Coca-Cola Amatil's wet summer
Recommendation
Coca-Cola Amatil announced a mildly disappointing forecast for the second half ended 31 December 2011.
On a constant currency basis and before significant items (the way we tend to think about this company's progress), management expects to deliver second half net profit growth of around 5%. Shareholders might have hoped for a larger rebound after a tough, rain-affected prior period.
Again, the weather hit sales this period, with another cold and wet start to summer in the east (particularly in New South Wales).
Key Points
- Cool, wet summer and belt-tightening impacting
- Sale of Pacific Beverages is a good outcome
- Amatil might acquire Foster's non-beer businesses
Weak consumer spending was also cited earlier in the period, and your analyst concurs. Accustomed to paying €1 for his weekly 500ml Coke in European vending machines, he'll opt for acute thirst over the $4 charged for 600ml at train station vending machines in Sydney. Greedy buggers.
Fortunately for Amatil, though, other consumers have since loosened the purse strings somewhat since the recent interest rate cuts, with Australian beverage volume growing again since early November.

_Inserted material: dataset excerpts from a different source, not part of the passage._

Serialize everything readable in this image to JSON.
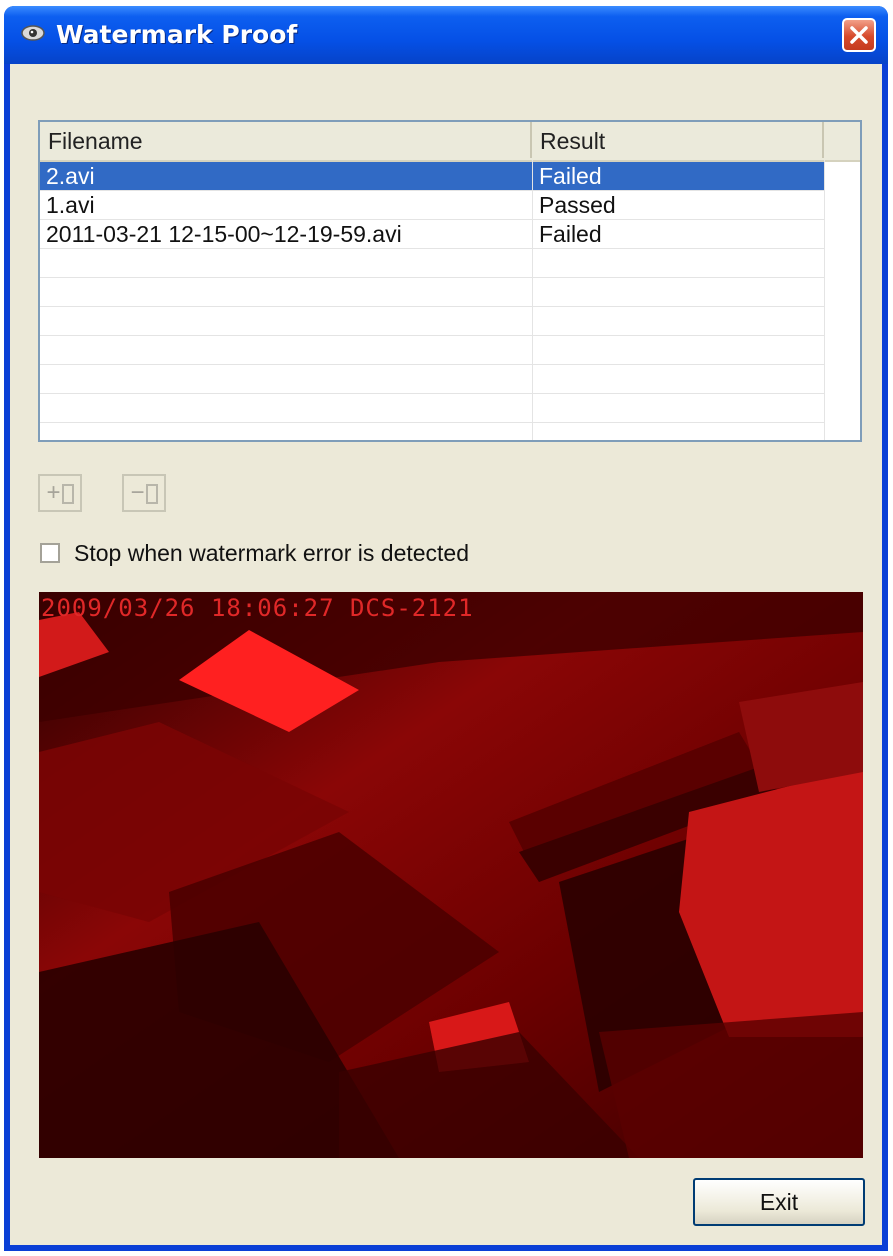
{
  "window": {
    "title": "Watermark Proof"
  },
  "file_list": {
    "columns": [
      "Filename",
      "Result"
    ],
    "rows": [
      {
        "filename": "2.avi",
        "result": "Failed",
        "selected": true
      },
      {
        "filename": "1.avi",
        "result": "Passed",
        "selected": false
      },
      {
        "filename": "2011-03-21 12-15-00~12-19-59.avi",
        "result": "Failed",
        "selected": false
      }
    ]
  },
  "toolbar": {
    "add_label": "+",
    "remove_label": "−"
  },
  "options": {
    "stop_on_error_label": "Stop when watermark error is detected",
    "stop_on_error_checked": false
  },
  "preview": {
    "osd_text": "2009/03/26 18:06:27 DCS-2121"
  },
  "footer": {
    "exit_label": "Exit"
  },
  "colors": {
    "title_bar": "#0550e6",
    "selection": "#316ac5",
    "close_button": "#d6492b",
    "video_tint": "#cc0000"
  }
}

As previously mentioned, the company announced it will sell its half of the Pacific Beverages beer business to joint venture partner SABMiller for $305m, generating a one-off profit after tax of $165m.
Amatil will be restrained from re-entering the beer business until the end of 2013, although re-entering is exactly what management intends to do. As speculated in The Australian Financial Review, global beer giant Grupo Modelo is unlikely to be happy with competitor SABMiller holding the rights to distribute Corona in Australia (acquired via the Foster's takeover). Amatil is a potential alternative distributor.
The company will soon begin due diligence on Foster's spirits, ready-to-drink and non-alcoholic businesses, as well as its Fijian operations, which it has an option to acquire in whole or part. The cost of this acquisition is likely to fall between $100m and $180m.
Partly offsetting the profit from the Pacific Beverages sale is $105m (after tax) in one-off costs associated with the restructure of SPC Ardmona, which has been a thorn since acquisition in 2005. Upsets aside, our thoughts are little changed from Coca-Cola Amatil: The real thing of 11 Oct 11 (Hold—$11.99). Amatil is a high quality business but, like the product in Sydney's vending machines, it's a little too expensive to buy at the moment. HOLD.